The mother of slain militant Nasarullah Mir mourns over his body during his funeral at Hajin village in Bandipora district, north of Srinagar Oct. 11, 2017. Two air force commandos and two suspected rebels were killed during a gunbattle Oct. 11 in Indian-administered Kashmir, the army said, during an upsurge in violence in the disputed region. The fighting started when soldiers searching for militants cordoned off a neighborhood in the northern town of Hajin. (Tauseef Mustafa/AFP/Getty Images)

SRINAGAR — Two Indian air force commandos and two rebels were killed Oct. 11 in a fierce gunbattle in the disputed region of Kashmir, officials said.

Soldiers began an anti-militant operation by cordoning off northern Hajin town on a tip that rebels were hiding in the area, said Col. Rajesh Kalia, an Indian army spokesman. He said the deaths occurred in the ensuing intense fighting.

It is the first time the Indian army has said that air force personnel were participating in ground combat against rebels in Kashmir.
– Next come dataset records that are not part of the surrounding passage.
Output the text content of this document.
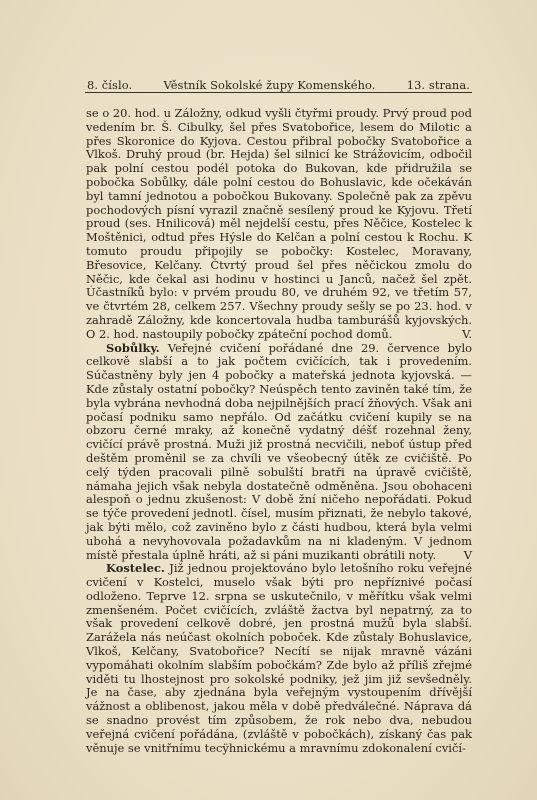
8. číslo.	Věstník Sokolské župy Komenského.	13. strana.

se o 20. hod. u Záložny, odkud vyšli čtyřmi proudy. Prvý proud pod vedením br. Š. Cibulky, šel přes Svatobořice, lesem do Milotic a přes Skoronice do Kyjova. Cestou přibral pobočky Svatobořice a Vlkoš. Druhý proud (br. Hejda) šel silnicí ke Strážovicím, odbočil pak polní cestou podél potoka do Bukovan, kde přidružila se pobočka Sobůlky, dále polní cestou do Bohuslavic, kde očekáván byl tamní jednotou a pobočkou Bukovany. Společně pak za zpěvu pochodových písní vyrazil značně sesílený proud ke Kyjovu. Třetí proud (ses. Hnilicová) měl nejdelší cestu, přes Něčice, Kostelec k Moštěnici, odtud přes Hýsle do Kelčan a polní cestou k Rochu. K tomuto proudu připojily se pobočky: Kostelec, Moravany, Břesovice, Kelčany. Čtvrtý proud šel přes něčickou zmolu do Něčic, kde čekal asi hodinu v hostinci u Janců, načež šel zpět. Účastníků bylo: v prvém proudu 80, ve druhém 92, ve třetím 57, ve čtvrtém 28, celkem 257. Všechny proudy sešly se po 23. hod. v zahradě Záložny, kde koncertovala hudba tamburášů kyjovských. O 2. hod. nastoupily pobočky zpáteční pochod domů.	V.

Sobůlky. Veřejné cvičení pořádané dne 29. července bylo celkově slabší a to jak počtem cvičících, tak i provedením. Súčastněny byly jen 4 pobočky a mateřská jednota kyjovská. — Kde zůstaly ostatní pobočky? Neúspěch tento zaviněn také tím, že byla vybrána nevhodná doba nejpilnějších prací žňových. Však ani počasí podniku samo nepřálo. Od začátku cvičení kupily se na obzoru černé mraky, až konečně vydatný déšť rozehnal ženy, cvičící právě prostná. Muži již prostná necvičili, neboť ústup před deštěm proměnil se za chvíli ve všeobecný útěk ze cvičiště. Po celý týden pracovali pilně sobulští bratři na úpravě cvičiště, námaha jejich však nebyla dostatečně odměněna. Jsou obohaceni alespoň o jednu zkušenost: V době žní ničeho nepořádati. Pokud se týče provedení jednotl. čísel, musím přiznati, že nebylo takové, jak býti mělo, což zaviněno bylo z části hudbou, která byla velmi ubohá a nevyhovovala požadavkům na ni kladeným. V jednom místě přestala úplně hráti, až si páni muzikanti obrátili noty.	V

Kostelec. Již jednou projektováno bylo letošního roku veřejné cvičení v Kostelci, muselo však býti pro nepříznivé počasí odloženo. Teprve 12. srpna se uskutečnilo, v měřítku však velmi zmenšeném. Počet cvičících, zvláště žactva byl nepatrný, za to však provedení celkově dobré, jen prostná mužů byla slabší. Zarážela nás neúčast okolních poboček. Kde zůstaly Bohuslavice, Vlkoš, Kelčany, Svatobořice? Necítí se nijak mravně vázáni vypomáhati okolním slabším pobočkám? Zde bylo až příliš zřejmé viděti tu lhostejnost pro sokolské podniky, jež jim již sevšedněly. Je na čase, aby zjednána byla veřejným vystoupením dřívější vážnost a oblibenost, jakou měla v době předválečné. Náprava dá se snadno provést tím způsobem, že rok nebo dva, nebudou veřejná cvičení pořádána, (zvláště v pobočkách), získaný čas pak věnuje se vnitřnímu tecÿhnickému a mravnímu zdokonalení cvičí-
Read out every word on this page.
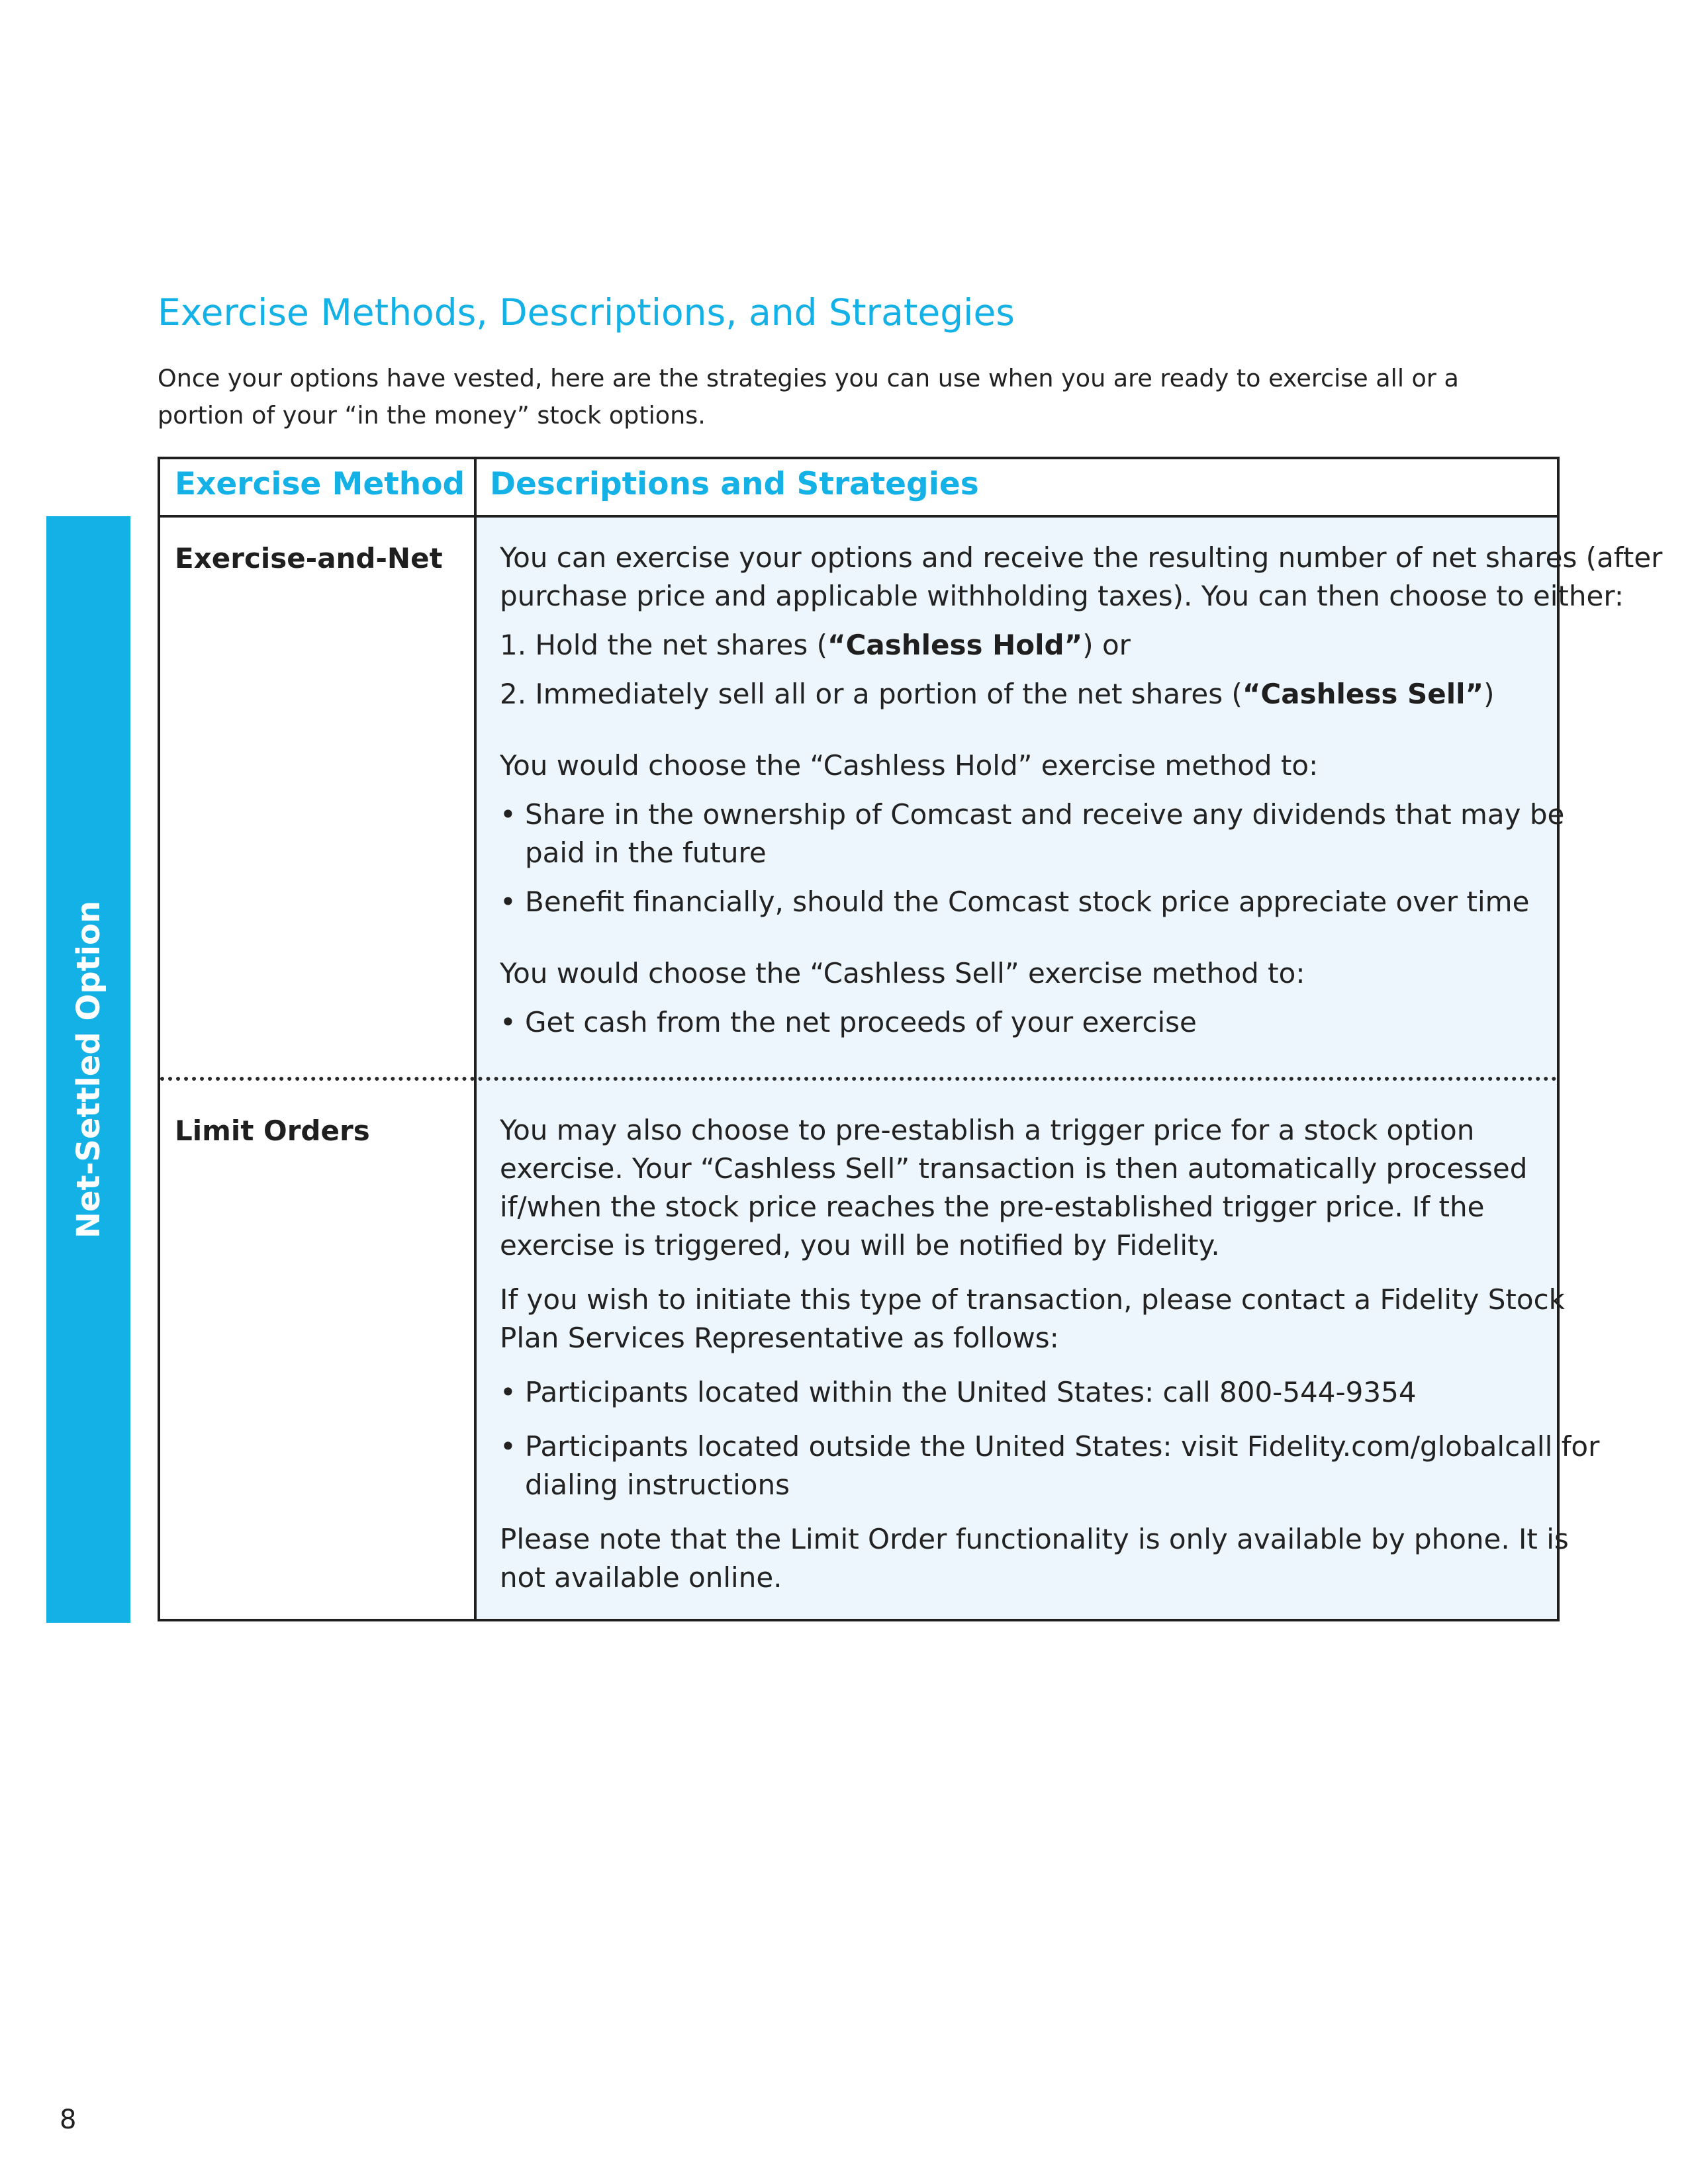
Exercise Methods, Descriptions, and Strategies
Once your options have vested, here are the strategies you can use when you are ready to exercise all or a
portion of your “in the money” stock options.
Net-Settled Option
Exercise Method Descriptions and Strategies
Exercise-and-Net You can exercise your options and receive the resulting number of net shares (after
purchase price and applicable withholding taxes). You can then choose to either:
1. Hold the net shares (“Cashless Hold”) or
2. Immediately sell all or a portion of the net shares (“Cashless Sell”)
You would choose the “Cashless Hold” exercise method to:
• Share in the ownership of Comcast and receive any dividends that may be
paid in the future
• Benefit financially, should the Comcast stock price appreciate over time
You would choose the “Cashless Sell” exercise method to:
• Get cash from the net proceeds of your exercise
Limit Orders	You may also choose to pre-establish a trigger price for a stock option
exercise. Your “Cashless Sell” transaction is then automatically processed
if/when the stock price reaches the pre-established trigger price. If the
exercise is triggered, you will be notified by Fidelity.
If you wish to initiate this type of transaction, please contact a Fidelity Stock
Plan Services Representative as follows:
• Participants located within the United States: call 800-544-9354
• Participants located outside the United States: visit Fidelity.com/globalcall for
dialing instructions
Please note that the Limit Order functionality is only available by phone. It is
not available online.
8
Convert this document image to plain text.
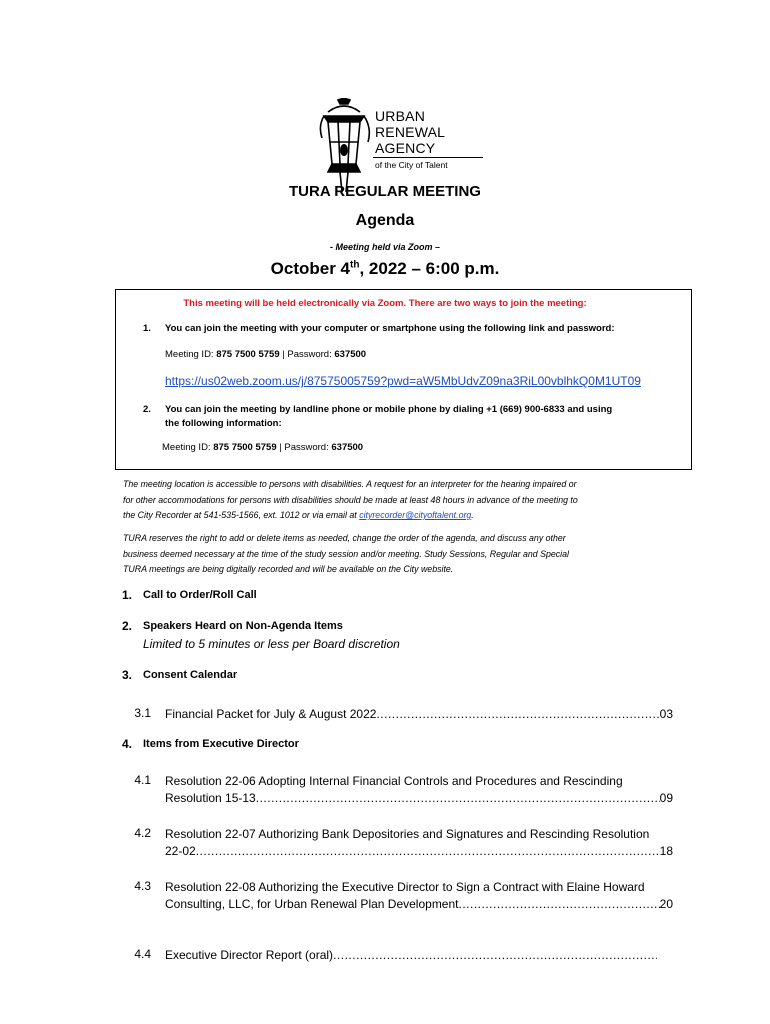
URBAN
RENEWAL
AGENCY
of the City of Talent
TURA REGULAR MEETING
Agenda
- Meeting held via Zoom –
October 4th, 2022 – 6:00 p.m.
This meeting will be held electronically via Zoom. There are two ways to join the meeting:
1. You can join the meeting with your computer or smartphone using the following link and password:
Meeting ID: 875 7500 5759 | Password: 637500
https://us02web.zoom.us/j/87575005759?pwd=aW5MbUdvZ09na3RiL00vblhkQ0M1UT09
2. You can join the meeting by landline phone or mobile phone by dialing +1 (669) 900-6833 and using
the following information:
Meeting ID: 875 7500 5759 | Password: 637500
The meeting location is accessible to persons with disabilities. A request for an interpreter for the hearing impaired or
for other accommodations for persons with disabilities should be made at least 48 hours in advance of the meeting to
the City Recorder at 541-535-1566, ext. 1012 or via email at cityrecorder@cityoftalent.org.
TURA reserves the right to add or delete items as needed, change the order of the agenda, and discuss any other
business deemed necessary at the time of the study session and/or meeting. Study Sessions, Regular and Special
TURA meetings are being digitally recorded and will be available on the City website.
1. Call to Order/Roll Call
2. Speakers Heard on Non-Agenda Items
Limited to 5 minutes or less per Board discretion
3. Consent Calendar
3.1 Financial Packet for July & August 2022 .....	03
4. Items from Executive Director
4.1 Resolution 22-06 Adopting Internal Financial Controls and Procedures and Rescinding
Resolution 15-13 .....	09
4.2 Resolution 22-07 Authorizing Bank Depositories and Signatures and Rescinding Resolution
22-02 .....	18
4.3 Resolution 22-08 Authorizing the Executive Director to Sign a Contract with Elaine Howard
Consulting, LLC, for Urban Renewal Plan Development .....	20
4.4 Executive Director Report (oral)
.....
Kalia said the two air force commandos “were operating with the army for operational experience and training.”

In 1990, at least four air force officers were killed in an ambush by Kashmiri rebels, but they were not participating in any operation.

Street clashes erupted in Hajin shortly after the fighting ended as hundreds of residents demanded an end to Indian rule in Kashmir. Government forces fired tear gas and shotgun pellets to quell the rock-throwing protesters.

Protesters later marched in the town carrying the body of one of the dead militants. They chanted anti-India and pro-rebel slogans while women sang dirges.

Meanwhile, police said they have detained two Kashmiri policemen for allegedly supplying ammunition to rebels.

Police Director-General S.P. Vaid said the two detained officers are being questioned after ammunition was recovered from them.

After the outbreak of an anti-India armed rebellion in Kashmir in 1989, police, including local officers, initially fought against it. However, within a few years, most Kashmiri police abandoned the task and stayed at their posts and barracks after rebels began targeting their families. Dozens even joined the rebel ranks, rising to become militant commanders, including one former police constable who was killed in a gunbattle last year.

Nuclear-armed rivals India and Pakistan each administer part of Kashmir, but both claim the Himalayan territory in its entirety. Rebel groups demand that Kashmir be united either under Pakistani rule or as an independent country.

India accuses Pakistan of arming and training the rebels, which Pakistan denies.

Anti-India sentiment runs deep in Kashmir’s mostly Muslim population and most people support the rebels’ cause while also participating in civilian street protests against Indian control.

Nearly 70,000 people have been killed in the uprising and the ensuing Indian military crackdown.